Specifically, in the case of UBI, we have to ask: Let’s imagine that someone gets his guaranteed income. And for whatever reason — addiction, poor planning, bad luck — he’s blown it all by September. Here comes winter, and there’s no money for heating oil, or food, or anything else. What do we do about that?
Do we give him more money? If we do, it sort of makes a mockery of the whole idea, doesn’t it? And it would create a perverse incentive to spend everything he’s given as quickly as possible, so he’ll be given more. So we can’t really do that.
So do we let him freeze, or starve, or go without medical care? If we were willing to do that, none of the current welfare programs would exist in the first place. So again, the answer is no.
And that means we’d have to have some kind of program — or programs — to help him with specific needs, instead of just giving him more money to spend without supervision. So we’d have to keep in place some version of the system we have now.
That is, UBI can’t replace any current welfare services. It can only add one more to the pile. All the existing safety nets would have to continue to exist, as backups for when the new one fails.
(Note that we haven’t even started to consider the effects that UBI would have on wages, and consequently on prices. Or on motivation. Or on taxes, and deficit spending.)
There are only two ways that UBI could work. The first is if universal income is tied to universal acceptance of the idea that people must be allowed to fail. But that’s a non-starter.
The second is if there’s no longer scarcity, so everything can be provided to anyone who wants it essentially for free. Of course, that would make ‘income’ irrelevant. But in any case, we’re not there yet.
So I suspect that many people who advocate UBI see it as a ‘good first step’ step towards what they really want, which is ‘single-payer everything’:
- You need a doctor? You go get the treatment you need, and the government pays for it.
- You need a car? Or to have your car fixed? You go get what you need, and the government pays for it.

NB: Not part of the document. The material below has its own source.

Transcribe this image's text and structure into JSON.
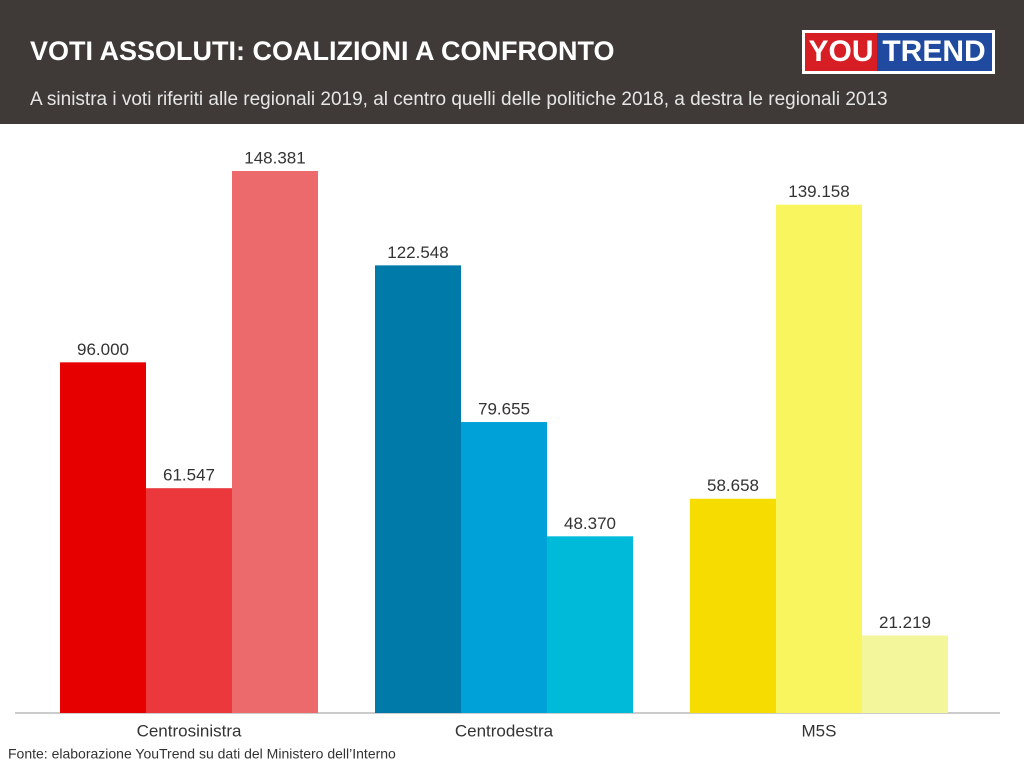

- You need new shoes, or braces, or heating oil, or pizza, or movie tickets, or piano lessons? Don’t sweat it. The government will pay for it.
Bastiat said that government is the great fiction, through which everybody endeavors to live at the expense of everybody else. And in their hearts, this is what advocates of UBI are dreaming of: A society where there is enough for everyone, and no one has to do anything, because everyone is entitled to everything, at someone else’s expense. It’s the government equivalent of perpetual motion.
Anyway, when you hear people talking about UBI, the thing to remember is that it’s an abbreviation for ‘single-payer everything’. And it’s pronounced ‘utopia’.